Arcane. Although calligraphy is not very useful for deciphering the contents of magical writings, the mastery of these materials can help to determine who is writing of a magical nature.
History. This tool can increase the usefulness of successful checks for the analysis or study of ancient writings, parchments or other texts, including runes carved in stone, or messages on frescoes or other representations.
Decrypt the treasure map. With this tool you can gain experience in studying maps. You can do an intelligence test to determine the age of the card, if the card contains hidden messages or similar facts.
Eww. It’s some kind of tool. In fact, all I got from him was that he looks like a fake kit, but he’s not. Probably? I don’t know, they’re pretty bald bones. Although the fact that a calligrapher can decipher treasure maps is interesting… …although treasure cards alone cannot make ordinary cards. I don’t know if that means you can make a map or just study it.
A strange instrument that doesn’t seem to have a chip of its own… And that’s where I came in!
Delivery of a calligrapher, but now for real!
The first thing I do for Calligrapher’s Supplies is that my eyes immediately shine and I start thinking about what I would use my ability to prescribe well/goodly for. Because my life choices are based on a healthy childhood with cartoons, I decided to make sure that the calligrapher’s supply of secret messages is well hidden!
This is the most important part of what I add to a calligrapher’s material, namely the ability to hide the codes and messages of all documents. Now, obviously you need someone on the other side who understands your code, or maybe you use a version of Thieves Cant in your message. Ultimately it will depend on the adventures, the characters and the DM, because those who receive your message know that they received it from you. We were just wondering how it would work.
Our future Spymaster will hide his message in a document, where it will have a random order of letters and symbols representing his message. But to make them, a calligrapher has to spend 10 minutes to an hour to 8 hours, even days! It all depends on how much work they do and the complexity of the message.
Simple code consists of a highly visible code, a scroll with your message on it, or something that doesn’t take much time and fits on a page or a small number of pages. This code can be useful for sending short messages or simple ideas.
The complex code is hard-coded and probably stacked in a pile of pages. This can be complex coding that uses random characters and letters to hide the code in the image that organizes the page’s margins. This code is used to send complex messages or to hide large amounts of information that others are not allowed to know.
If the character is suspicious, they can investigate to see and notice the code, DC based on 8+Intelligence Bonus+Proficiency Bonus . The fact that a symbol notices the code does not necessarily mean that they know what it means. It all depends on whether the author wrote it in code or hid the message in an illustration.
Another application of the calligrapher’s need is to draw places where a person can study to cast a teleport or other spell. By spending 8 hours creating works of art from different locations, you can help the wizard determine the location at the first attempt and hopefully not send you to the wrong place or teleport you to the mountains. Nobody leaves the room if you teleport to the mountain.
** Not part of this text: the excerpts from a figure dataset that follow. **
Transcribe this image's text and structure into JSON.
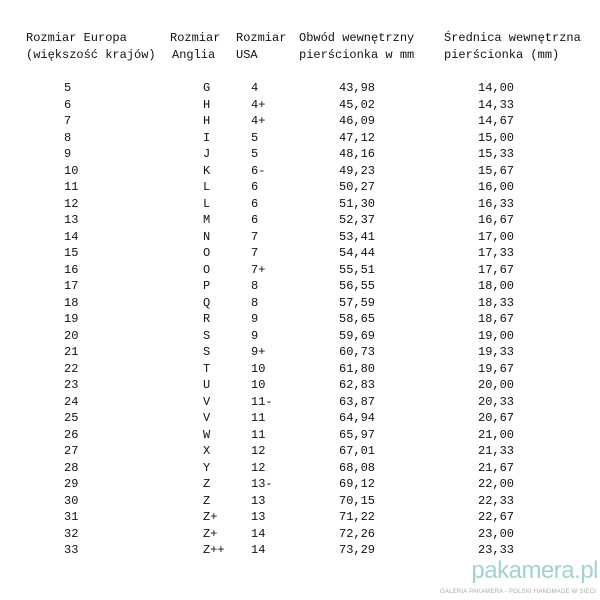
{
  "headers": {
    "eu_line1": "Rozmiar Europa",
    "eu_line2": "(większość krajów)",
    "uk_line1": "Rozmiar",
    "uk_line2": "Anglia",
    "us_line1": "Rozmiar",
    "us_line2": "USA",
    "circ_line1": "Obwód wewnętrzny",
    "circ_line2": "pierścionka w mm",
    "diam_line1": "Średnica wewnętrzna",
    "diam_line2": "pierścionka (mm)"
  },
  "rows": [
    [
      "5",
      "G",
      "4",
      "43,98",
      "14,00"
    ],
    [
      "6",
      "H",
      "4+",
      "45,02",
      "14,33"
    ],
    [
      "7",
      "H",
      "4+",
      "46,09",
      "14,67"
    ],
    [
      "8",
      "I",
      "5",
      "47,12",
      "15,00"
    ],
    [
      "9",
      "J",
      "5",
      "48,16",
      "15,33"
    ],
    [
      "10",
      "K",
      "6-",
      "49,23",
      "15,67"
    ],
    [
      "11",
      "L",
      "6",
      "50,27",
      "16,00"
    ],
    [
      "12",
      "L",
      "6",
      "51,30",
      "16,33"
    ],
    [
      "13",
      "M",
      "6",
      "52,37",
      "16,67"
    ],
    [
      "14",
      "N",
      "7",
      "53,41",
      "17,00"
    ],
    [
      "15",
      "O",
      "7",
      "54,44",
      "17,33"
    ],
    [
      "16",
      "O",
      "7+",
      "55,51",
      "17,67"
    ],
    [
      "17",
      "P",
      "8",
      "56,55",
      "18,00"
    ],
    [
      "18",
      "Q",
      "8",
      "57,59",
      "18,33"
    ],
    [
      "19",
      "R",
      "9",
      "58,65",
      "18,67"
    ],
    [
      "20",
      "S",
      "9",
      "59,69",
      "19,00"
    ],
    [
      "21",
      "S",
      "9+",
      "60,73",
      "19,33"
    ],
    [
      "22",
      "T",
      "10",
      "61,80",
      "19,67"
    ],
    [
      "23",
      "U",
      "10",
      "62,83",
      "20,00"
    ],
    [
      "24",
      "V",
      "11-",
      "63,87",
      "20,33"
    ],
    [
      "25",
      "V",
      "11",
      "64,94",
      "20,67"
    ],
    [
      "26",
      "W",
      "11",
      "65,97",
      "21,00"
    ],
    [
      "27",
      "X",
      "12",
      "67,01",
      "21,33"
    ],
    [
      "28",
      "Y",
      "12",
      "68,08",
      "21,67"
    ],
    [
      "29",
      "Z",
      "13-",
      "69,12",
      "22,00"
    ],
    [
      "30",
      "Z",
      "13",
      "70,15",
      "22,33"
    ],
    [
      "31",
      "Z+",
      "13",
      "71,22",
      "22,67"
    ],
    [
      "32",
      "Z+",
      "14",
      "72,26",
      "23,00"
    ],
    [
      "33",
      "Z++",
      "14",
      "73,29",
      "23,33"
    ]
  ],
  "watermark": {
    "logo": "pakamera.pl",
    "tagline": "GALERIA PAKAMERA - POLSKI HANDMADE W SIECI"
  }
}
Or maybe you’d prefer to help out in the tavern your companions bought. You can create marketing material to promote the company! You can make menus, brochures, signs or anything a pen needs on paper, because all calligraphers know how to make an interesting work of art and have the best words to attract the attention of passers-by.
This is a good use of a calligrapher, which is good for those who want to promote their beloved God, who has always spoken to them, but they swear that it is absolutely real. You just need to be more interested in God!
This is the calligrapher’s tool. It has several other applications such as making portraits or a very good notebook, but they are more random for the tool than for the mechanical things it can do. If you were hoping I would do something with the maps for this, why don’t you check my mapping tools? They’re real cartographers!